I would anticipate that he's going to have his own adjustments that he is going to want to use against us. Saying that, he's pitched well against us this year.

Q. Kevin, you've seen a lot of guys hit really well in this ballpark for different reasons. Brandon's got some great numbers here. He does find the wall a little comforting. Is that a logical thing given his swing and his hitting style?

KEVIN CASH: Yeah, I guess. He pulls a lot of baseballs, and it's a deep right center, but if that wall gets him locked in knowing that there's an ability to hit it off the wall and it makes it more available for him to feel comfortable at the plate, so be it.

We've had, very similar to the game that was played Game 2 at the Trop, we've had a lot of those ballgames here, kind of the back and forth, high scoring on both clubs.

Q. You have seen Xander Bogaerts for many years now.

KEVIN CASH: I'm tired of seeing him.

Q. First of all, I guess the home run that he hit on 98 on the inner edge, what's your view on being able to get to a pitch like that?

KEVIN CASH: He's very talented, just a special player, superstar. You look at the Red Sox teams from the past, and there are many names. I think Xander kind of blended with -- he was a young guy, and now he's taken over.

You know where he's hitting in the lineup. He never seems to get out of the moment. He stays in it so well. Just a really, really good player.

Him turning on a 98 in doesn't surprise us at all. We've seen him do it here plenty of times. Maybe it's a little more available at this ballpark, knowing that he doesn't have to quite get it as much, just get it up in the air, there's going to be a homer or double coming with it. But his career's been fun to watch.

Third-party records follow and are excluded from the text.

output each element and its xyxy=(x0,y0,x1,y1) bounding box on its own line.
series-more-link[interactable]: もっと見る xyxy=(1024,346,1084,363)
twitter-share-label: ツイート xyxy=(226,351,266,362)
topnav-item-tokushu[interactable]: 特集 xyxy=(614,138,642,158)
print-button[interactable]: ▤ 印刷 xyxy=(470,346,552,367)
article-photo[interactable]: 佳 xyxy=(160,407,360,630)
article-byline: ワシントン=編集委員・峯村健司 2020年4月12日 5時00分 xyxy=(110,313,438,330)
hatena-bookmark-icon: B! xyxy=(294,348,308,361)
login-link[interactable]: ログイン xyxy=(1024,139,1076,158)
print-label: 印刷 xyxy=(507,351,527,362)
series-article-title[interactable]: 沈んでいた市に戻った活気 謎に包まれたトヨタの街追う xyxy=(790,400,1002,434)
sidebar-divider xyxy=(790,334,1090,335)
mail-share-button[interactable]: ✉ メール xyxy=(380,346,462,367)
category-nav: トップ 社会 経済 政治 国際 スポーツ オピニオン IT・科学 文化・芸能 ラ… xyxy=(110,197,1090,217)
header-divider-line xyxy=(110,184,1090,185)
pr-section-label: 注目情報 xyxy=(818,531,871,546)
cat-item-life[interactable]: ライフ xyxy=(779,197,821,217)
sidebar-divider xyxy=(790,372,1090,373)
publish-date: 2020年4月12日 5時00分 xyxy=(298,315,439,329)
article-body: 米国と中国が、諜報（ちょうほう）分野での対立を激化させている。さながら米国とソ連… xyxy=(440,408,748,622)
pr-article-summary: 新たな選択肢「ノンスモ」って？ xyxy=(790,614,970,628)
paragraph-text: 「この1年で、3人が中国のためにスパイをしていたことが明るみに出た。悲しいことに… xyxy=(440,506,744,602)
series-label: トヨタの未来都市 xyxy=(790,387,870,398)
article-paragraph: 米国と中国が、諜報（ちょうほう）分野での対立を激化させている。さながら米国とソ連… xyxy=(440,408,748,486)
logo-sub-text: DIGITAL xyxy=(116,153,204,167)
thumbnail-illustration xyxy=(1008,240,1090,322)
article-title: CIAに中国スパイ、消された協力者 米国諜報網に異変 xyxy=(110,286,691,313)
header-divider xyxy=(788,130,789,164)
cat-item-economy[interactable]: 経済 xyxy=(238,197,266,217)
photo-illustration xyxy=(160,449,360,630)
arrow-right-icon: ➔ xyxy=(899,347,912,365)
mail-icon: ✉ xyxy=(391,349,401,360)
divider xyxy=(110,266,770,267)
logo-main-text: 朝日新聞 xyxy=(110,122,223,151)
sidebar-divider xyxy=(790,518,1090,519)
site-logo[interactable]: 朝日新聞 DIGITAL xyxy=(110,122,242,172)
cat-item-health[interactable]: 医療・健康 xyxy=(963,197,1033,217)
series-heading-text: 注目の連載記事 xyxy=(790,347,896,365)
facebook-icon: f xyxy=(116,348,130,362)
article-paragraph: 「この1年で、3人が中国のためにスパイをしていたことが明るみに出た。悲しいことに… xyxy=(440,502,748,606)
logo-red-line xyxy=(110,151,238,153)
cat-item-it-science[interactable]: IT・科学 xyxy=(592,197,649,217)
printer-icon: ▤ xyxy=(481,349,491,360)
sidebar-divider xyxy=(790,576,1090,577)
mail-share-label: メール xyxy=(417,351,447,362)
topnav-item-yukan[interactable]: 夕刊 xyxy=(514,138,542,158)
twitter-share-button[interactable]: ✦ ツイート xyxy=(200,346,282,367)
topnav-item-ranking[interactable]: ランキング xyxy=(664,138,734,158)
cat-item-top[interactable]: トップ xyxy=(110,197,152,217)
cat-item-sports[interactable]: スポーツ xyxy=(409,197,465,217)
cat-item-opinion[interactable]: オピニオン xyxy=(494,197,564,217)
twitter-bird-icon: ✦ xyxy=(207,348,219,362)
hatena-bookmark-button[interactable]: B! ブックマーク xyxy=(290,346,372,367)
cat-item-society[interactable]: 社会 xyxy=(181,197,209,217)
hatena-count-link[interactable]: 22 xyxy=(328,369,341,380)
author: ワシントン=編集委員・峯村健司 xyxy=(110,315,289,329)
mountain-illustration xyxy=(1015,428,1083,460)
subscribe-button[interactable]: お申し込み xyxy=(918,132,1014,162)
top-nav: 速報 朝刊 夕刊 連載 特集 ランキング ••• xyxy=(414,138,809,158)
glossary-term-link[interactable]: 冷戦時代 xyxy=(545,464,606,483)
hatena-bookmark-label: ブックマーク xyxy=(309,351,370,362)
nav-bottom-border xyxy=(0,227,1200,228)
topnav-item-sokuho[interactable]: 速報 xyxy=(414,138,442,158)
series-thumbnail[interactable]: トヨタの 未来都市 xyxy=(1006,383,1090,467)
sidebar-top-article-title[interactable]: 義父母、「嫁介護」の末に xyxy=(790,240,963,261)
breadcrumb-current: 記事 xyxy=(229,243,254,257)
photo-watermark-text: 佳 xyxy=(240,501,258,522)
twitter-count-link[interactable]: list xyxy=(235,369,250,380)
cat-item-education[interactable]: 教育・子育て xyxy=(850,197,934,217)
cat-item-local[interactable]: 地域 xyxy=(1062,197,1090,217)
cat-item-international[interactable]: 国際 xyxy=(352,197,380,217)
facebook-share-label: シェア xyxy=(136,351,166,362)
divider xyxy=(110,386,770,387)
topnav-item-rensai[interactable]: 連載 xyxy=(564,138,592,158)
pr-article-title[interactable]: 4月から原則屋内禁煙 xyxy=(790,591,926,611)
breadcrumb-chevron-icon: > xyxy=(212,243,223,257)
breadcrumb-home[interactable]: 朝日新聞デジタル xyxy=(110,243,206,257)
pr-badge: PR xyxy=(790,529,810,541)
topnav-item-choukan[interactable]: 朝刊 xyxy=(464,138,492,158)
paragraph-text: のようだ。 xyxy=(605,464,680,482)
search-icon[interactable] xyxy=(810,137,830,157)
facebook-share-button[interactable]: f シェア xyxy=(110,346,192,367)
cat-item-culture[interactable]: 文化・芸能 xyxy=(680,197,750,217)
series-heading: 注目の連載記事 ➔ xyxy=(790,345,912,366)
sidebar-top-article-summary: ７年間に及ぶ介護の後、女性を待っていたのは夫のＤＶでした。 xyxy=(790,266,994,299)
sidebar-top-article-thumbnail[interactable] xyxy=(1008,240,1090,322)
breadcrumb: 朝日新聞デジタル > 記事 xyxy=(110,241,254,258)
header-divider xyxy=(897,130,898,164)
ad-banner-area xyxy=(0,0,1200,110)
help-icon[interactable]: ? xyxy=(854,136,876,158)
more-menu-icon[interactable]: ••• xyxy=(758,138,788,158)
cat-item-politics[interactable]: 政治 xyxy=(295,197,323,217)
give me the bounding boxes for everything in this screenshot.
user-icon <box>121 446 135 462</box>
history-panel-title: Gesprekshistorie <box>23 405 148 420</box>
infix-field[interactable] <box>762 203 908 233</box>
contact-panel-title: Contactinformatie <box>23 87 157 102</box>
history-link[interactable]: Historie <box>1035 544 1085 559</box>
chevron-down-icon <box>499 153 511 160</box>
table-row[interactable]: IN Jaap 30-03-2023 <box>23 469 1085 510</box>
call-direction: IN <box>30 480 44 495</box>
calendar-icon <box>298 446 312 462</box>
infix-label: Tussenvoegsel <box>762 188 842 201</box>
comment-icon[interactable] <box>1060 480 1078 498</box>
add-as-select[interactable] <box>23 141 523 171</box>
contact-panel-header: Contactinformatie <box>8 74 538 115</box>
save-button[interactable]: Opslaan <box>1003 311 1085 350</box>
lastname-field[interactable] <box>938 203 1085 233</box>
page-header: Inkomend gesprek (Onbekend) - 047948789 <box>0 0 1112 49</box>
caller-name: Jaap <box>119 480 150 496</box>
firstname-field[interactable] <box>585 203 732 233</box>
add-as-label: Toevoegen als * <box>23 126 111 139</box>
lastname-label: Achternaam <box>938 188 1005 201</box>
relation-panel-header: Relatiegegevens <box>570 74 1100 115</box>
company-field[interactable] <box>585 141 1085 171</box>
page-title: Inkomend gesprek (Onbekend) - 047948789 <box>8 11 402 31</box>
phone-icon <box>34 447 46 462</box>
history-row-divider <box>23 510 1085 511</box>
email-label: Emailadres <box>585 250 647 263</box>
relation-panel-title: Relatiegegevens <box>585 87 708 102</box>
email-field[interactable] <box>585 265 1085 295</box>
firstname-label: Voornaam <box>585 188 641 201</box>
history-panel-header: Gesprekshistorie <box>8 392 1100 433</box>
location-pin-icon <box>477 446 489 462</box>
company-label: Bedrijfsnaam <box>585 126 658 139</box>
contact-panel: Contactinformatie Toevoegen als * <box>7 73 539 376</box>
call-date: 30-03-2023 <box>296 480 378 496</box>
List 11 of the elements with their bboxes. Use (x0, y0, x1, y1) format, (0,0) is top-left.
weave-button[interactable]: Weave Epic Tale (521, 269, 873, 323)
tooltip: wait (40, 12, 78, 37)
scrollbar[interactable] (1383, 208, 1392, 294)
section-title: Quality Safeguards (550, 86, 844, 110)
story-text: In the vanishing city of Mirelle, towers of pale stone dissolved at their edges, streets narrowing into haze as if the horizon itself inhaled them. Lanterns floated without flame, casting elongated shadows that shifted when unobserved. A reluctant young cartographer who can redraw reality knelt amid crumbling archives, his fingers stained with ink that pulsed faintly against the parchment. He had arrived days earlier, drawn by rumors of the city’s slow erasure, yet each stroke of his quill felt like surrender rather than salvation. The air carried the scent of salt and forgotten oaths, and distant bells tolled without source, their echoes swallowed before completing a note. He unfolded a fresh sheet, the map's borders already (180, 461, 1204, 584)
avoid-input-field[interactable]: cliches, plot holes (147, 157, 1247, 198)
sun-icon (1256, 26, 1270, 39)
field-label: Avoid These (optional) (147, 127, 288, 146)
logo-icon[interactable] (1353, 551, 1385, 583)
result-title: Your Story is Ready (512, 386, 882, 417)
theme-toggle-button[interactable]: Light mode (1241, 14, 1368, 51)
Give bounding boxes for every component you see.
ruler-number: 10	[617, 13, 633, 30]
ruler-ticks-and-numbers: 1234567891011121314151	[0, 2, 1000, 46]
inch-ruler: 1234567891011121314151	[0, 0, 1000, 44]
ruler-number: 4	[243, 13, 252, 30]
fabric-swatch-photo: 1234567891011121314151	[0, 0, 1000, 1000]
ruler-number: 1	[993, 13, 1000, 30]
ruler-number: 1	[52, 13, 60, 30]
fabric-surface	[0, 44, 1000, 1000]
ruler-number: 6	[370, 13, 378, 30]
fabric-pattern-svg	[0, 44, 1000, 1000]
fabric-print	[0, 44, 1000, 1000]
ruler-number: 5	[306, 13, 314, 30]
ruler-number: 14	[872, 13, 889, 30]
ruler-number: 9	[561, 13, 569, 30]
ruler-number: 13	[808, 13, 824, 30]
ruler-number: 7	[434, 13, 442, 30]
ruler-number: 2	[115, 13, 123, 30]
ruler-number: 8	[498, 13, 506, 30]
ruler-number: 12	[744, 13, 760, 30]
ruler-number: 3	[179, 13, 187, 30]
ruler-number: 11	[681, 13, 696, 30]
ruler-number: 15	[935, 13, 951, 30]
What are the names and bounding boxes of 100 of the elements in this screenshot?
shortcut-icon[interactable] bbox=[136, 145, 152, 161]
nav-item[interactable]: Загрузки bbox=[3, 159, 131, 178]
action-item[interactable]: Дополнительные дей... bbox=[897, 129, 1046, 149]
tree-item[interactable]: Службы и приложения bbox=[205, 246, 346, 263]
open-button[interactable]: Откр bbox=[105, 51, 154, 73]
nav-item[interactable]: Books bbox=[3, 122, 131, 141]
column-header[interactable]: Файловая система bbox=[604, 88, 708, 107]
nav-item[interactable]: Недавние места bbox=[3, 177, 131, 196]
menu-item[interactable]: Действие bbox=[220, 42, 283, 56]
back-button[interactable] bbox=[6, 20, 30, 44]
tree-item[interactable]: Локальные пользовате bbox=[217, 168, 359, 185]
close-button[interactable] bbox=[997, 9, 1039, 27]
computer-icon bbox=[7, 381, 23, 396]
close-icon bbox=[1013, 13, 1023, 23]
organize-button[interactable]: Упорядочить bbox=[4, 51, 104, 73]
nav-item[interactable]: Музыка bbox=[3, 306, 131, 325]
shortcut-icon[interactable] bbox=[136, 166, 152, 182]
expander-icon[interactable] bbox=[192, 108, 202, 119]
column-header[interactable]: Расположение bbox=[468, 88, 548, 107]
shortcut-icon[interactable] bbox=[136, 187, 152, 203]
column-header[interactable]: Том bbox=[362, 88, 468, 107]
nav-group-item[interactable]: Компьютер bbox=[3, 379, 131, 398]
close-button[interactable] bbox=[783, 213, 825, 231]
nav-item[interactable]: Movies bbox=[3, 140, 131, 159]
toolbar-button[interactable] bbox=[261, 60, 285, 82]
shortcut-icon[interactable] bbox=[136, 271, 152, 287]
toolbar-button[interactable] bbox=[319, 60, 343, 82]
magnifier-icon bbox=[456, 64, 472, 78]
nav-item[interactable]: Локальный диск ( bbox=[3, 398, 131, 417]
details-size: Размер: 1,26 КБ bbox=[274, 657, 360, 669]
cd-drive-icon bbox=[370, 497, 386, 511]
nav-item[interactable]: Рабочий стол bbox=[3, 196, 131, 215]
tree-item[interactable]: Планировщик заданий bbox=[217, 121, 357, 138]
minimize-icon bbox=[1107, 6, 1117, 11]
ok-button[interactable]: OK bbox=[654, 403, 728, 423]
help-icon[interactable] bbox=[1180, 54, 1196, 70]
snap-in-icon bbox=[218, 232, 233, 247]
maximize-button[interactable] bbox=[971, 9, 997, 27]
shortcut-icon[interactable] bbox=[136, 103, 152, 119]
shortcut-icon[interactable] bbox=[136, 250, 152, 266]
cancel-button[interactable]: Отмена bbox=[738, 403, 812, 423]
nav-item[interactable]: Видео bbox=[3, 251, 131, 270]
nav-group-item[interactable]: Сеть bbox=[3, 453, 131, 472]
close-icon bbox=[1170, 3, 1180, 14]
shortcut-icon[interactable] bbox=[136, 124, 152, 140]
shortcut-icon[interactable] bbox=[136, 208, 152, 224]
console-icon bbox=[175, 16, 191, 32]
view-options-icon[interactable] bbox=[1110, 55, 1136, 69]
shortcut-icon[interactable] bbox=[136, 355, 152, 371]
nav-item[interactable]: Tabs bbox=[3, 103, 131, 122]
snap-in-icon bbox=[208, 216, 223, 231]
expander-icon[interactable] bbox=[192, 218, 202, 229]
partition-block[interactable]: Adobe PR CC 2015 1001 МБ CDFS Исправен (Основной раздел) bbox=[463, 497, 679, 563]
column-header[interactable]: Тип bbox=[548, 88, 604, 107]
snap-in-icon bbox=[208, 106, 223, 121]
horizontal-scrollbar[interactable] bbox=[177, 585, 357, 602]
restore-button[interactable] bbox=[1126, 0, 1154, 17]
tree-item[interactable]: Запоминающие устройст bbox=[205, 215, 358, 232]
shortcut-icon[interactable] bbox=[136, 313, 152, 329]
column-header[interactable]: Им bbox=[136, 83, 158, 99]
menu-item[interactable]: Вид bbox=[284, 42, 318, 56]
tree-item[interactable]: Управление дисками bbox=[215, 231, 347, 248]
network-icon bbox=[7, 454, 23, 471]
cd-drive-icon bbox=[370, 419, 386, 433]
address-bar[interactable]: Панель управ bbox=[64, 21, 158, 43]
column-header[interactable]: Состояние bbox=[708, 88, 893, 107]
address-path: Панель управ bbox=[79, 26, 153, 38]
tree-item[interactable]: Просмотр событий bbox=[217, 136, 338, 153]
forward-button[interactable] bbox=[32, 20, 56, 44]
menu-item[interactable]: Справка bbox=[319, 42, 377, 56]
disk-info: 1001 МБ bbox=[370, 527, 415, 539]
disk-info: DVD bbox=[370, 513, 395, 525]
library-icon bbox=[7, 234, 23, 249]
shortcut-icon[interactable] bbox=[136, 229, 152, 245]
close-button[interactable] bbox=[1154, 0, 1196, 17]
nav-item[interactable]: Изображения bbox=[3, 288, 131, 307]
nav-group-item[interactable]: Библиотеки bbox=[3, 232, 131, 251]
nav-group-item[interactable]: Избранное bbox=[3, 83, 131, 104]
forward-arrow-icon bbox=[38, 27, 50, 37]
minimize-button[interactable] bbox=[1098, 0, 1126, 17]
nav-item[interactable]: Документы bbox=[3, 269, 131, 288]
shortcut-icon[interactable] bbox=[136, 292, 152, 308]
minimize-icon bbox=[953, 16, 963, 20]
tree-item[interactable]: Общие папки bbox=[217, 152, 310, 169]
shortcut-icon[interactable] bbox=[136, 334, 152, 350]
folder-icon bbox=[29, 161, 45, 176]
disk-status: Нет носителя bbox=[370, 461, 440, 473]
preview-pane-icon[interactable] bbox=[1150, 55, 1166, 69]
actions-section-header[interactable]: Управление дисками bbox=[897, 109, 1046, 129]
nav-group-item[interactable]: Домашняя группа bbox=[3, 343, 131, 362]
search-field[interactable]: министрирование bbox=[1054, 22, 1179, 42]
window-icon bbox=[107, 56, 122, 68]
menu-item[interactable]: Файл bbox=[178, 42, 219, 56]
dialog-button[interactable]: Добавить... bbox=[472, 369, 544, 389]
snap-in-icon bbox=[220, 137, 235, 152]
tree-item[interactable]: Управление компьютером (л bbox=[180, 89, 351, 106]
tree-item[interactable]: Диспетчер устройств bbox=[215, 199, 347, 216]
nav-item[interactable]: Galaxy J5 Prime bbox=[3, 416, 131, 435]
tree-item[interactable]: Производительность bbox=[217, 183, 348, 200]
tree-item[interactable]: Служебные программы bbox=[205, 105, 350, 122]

Q. I would think that, if you polled fans across the country, very, very few could name your hitting coach, but based on what your team has done consistently hitting, maybe just talk about how much of an impact he's had.

KEVIN CASH: We could certainly name him, and if that's right -- I hope that's not right because Chad Mottola has -- since he has come here, he has built relationships as well as any coach on our staff.

Our pitching department gets a lot of credit, and it should, but what he's done, how he's been able to individualize plans for each player and the work that he puts in, you've got to give credit where credit is due. Him, along with Ozzie Timmons, have been very special for us.

Watching how the players respond, the messages leading into a series, before a game, but also the messages that are going in from pitching changes and the little subtle things that are given as Randy's walking up to the plate or Wander's walking up to the plate. There's a lot of in-game conversation that many are not privy to, but Chad has a really good pulse on all of those.

Q. You've obviously known Alex Cora for many, many years. What is it like to manage against him in a series? I'm sure you've been asked this before, but could you ever -- as teammate in '07, could you ever have seen this type of a scenario as it has come about?

KEVIN CASH: No, not in 2007. Not surprised by Alex, Alex's success whatsoever, just very baseball smart, savvy, great with people. His team loves him. The city loves him. Got to see that firsthand as a teammate.

But to envision in 2007 that -- well, I couldn't envision that I would be doing this. Maybe Alex could. Managing against him, a lot of respect how this entire organization goes about doing things and certainly him, but when the game starts, you want to try to find a way to win, and it turns into competition.